骨头复位传来脆响,剧痛减轻大半,关节依旧酸软无力。
男人连缓口气的功夫都没有,保镖又拽着他的肩膀。
沈哲闻这是要把他骨头拧脱臼再接回去,接回去再拧。
范代表无法想象像沈哲闻这样一个从小养尊处优,接受高等教育,且家教良好的人,能想出这种折磨人的办法。甚至让人觉得,要不是有法律管控着,他现在可能都没办法全须全尾站在这儿了。
一股寒意从脚底升起直冲到头顶。
范代表这人是个软骨头,连忙哆嗦着:“别、别别……沈少,别拧了,我说,我承认……我承认!”
范代表憋到涨红脸,涕泪控制不住地流出来:“对不起沈少,我错了,我不知道陆拾是你的人,我有眼无珠,我不识泰山……”
听了这话,沈哲闻终于动了。
范代表认不认错都无所谓,他今天就是来算账的。
不过有一句话他不太满意。
沈哲闻眯了眯眼,目光自上而下碾压下来:“他不是我的人,他就是他自己。”
*
陆拾生了一天病,半夜彻底退烧了。
第二天他在床上,就被孙杰的电话炸醒了。
陆拾以为孙杰有什么急事。
“办公室里的发财树死了!”
听到孙杰说的话,陆拾还以为自己没睡醒。
过了会儿,陆拾揉揉眼睛:“死了就再买一棵,有什么大不了的。”
休息了一天,腰不疼了腿不酸了,浑身力气都回来了。
然而孙杰却觉得这不是什么好兆头,听到陆拾声音这么哑,孙杰:“都九点了,你怎么还在睡觉。”
陆拾:“我好像才是老板。”
孙杰:“你都让我挂公司分红了,公司存亡和我息息相关,而且你说过我管理团队方面很有天赋,你也是团队中的一员,我当然要鞭策你了。”
孙杰就是这样,不熟的时候会觉得他特别老实,但跟他熟了之后就会发现他其实挺能讲的。
熟悉的感觉又回来了。
陆拾无声地笑了下。
从沈哲闻家回去,陆拾第一件事就换了身高领子的衣服,脖子上的印子还很明显,他总不能顶着这痕迹去公司。

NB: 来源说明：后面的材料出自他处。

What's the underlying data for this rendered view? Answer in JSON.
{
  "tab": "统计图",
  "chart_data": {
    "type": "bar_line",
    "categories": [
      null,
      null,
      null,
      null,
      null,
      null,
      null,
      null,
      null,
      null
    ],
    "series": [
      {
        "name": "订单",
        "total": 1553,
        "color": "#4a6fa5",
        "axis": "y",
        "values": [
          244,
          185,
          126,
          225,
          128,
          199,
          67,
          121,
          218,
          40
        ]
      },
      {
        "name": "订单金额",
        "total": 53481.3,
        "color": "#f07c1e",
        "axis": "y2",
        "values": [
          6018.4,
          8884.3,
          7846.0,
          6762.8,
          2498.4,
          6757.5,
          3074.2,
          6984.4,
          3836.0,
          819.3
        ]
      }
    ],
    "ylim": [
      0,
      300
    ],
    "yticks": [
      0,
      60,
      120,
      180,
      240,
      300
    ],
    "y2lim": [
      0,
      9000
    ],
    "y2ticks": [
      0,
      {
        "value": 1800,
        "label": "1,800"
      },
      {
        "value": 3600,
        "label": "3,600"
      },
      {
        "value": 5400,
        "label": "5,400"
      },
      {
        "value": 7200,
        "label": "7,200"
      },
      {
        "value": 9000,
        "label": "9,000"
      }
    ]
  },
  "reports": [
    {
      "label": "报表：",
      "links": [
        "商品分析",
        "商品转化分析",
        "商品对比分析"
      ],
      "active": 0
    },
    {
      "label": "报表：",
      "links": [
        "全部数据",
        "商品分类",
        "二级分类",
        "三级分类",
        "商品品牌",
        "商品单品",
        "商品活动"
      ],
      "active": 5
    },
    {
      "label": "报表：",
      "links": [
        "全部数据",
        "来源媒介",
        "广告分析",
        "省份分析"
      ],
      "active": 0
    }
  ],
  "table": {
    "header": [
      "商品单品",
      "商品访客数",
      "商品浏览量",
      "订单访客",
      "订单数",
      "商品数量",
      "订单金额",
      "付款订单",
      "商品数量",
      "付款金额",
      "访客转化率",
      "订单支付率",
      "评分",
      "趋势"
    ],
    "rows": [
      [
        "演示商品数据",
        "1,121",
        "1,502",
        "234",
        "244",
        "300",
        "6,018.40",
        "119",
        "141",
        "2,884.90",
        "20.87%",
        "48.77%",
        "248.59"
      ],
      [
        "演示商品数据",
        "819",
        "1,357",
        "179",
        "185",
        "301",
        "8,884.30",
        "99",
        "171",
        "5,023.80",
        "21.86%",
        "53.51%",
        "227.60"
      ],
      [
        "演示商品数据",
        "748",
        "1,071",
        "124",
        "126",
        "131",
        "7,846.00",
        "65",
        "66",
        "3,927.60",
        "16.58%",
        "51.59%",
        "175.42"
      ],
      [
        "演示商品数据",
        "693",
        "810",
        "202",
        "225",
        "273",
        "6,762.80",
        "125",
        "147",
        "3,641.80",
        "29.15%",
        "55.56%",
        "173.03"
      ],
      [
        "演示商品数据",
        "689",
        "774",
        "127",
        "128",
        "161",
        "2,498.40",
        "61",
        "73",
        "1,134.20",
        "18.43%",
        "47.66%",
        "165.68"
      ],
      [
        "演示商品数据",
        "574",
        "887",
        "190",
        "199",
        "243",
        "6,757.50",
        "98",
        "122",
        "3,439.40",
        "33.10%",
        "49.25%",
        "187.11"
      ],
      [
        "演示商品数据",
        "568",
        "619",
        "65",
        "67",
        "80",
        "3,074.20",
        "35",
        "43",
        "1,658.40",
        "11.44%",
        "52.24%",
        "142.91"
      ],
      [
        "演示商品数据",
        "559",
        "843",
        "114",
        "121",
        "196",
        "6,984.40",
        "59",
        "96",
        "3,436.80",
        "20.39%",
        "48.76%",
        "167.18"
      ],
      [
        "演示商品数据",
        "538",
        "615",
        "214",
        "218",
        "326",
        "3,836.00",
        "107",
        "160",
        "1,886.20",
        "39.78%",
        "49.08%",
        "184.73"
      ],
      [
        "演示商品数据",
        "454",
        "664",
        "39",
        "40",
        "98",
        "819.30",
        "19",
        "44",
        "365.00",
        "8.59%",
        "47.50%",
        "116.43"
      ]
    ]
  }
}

公司刚起步规模不是很大,现在正在招兵买马阶段,很多事需要陆拾亲自过问。
陆拾一到公司就听孙杰说:“你早上肯定没来得及看新闻呢吧。”
确实没来得及,早上光想办法避开二百五从沈哲闻家出去就花了不少时间。
孙杰说:“就你去的饭局上有个人,他刚从国外调回来当集团代表,结果这才回来没两天就被革职了。
“本来我还觉得可以跟他多接触一下,他好像对我们公司的业务特别感兴趣。”
陆拾皱了皱眉,这人听起来很耳熟。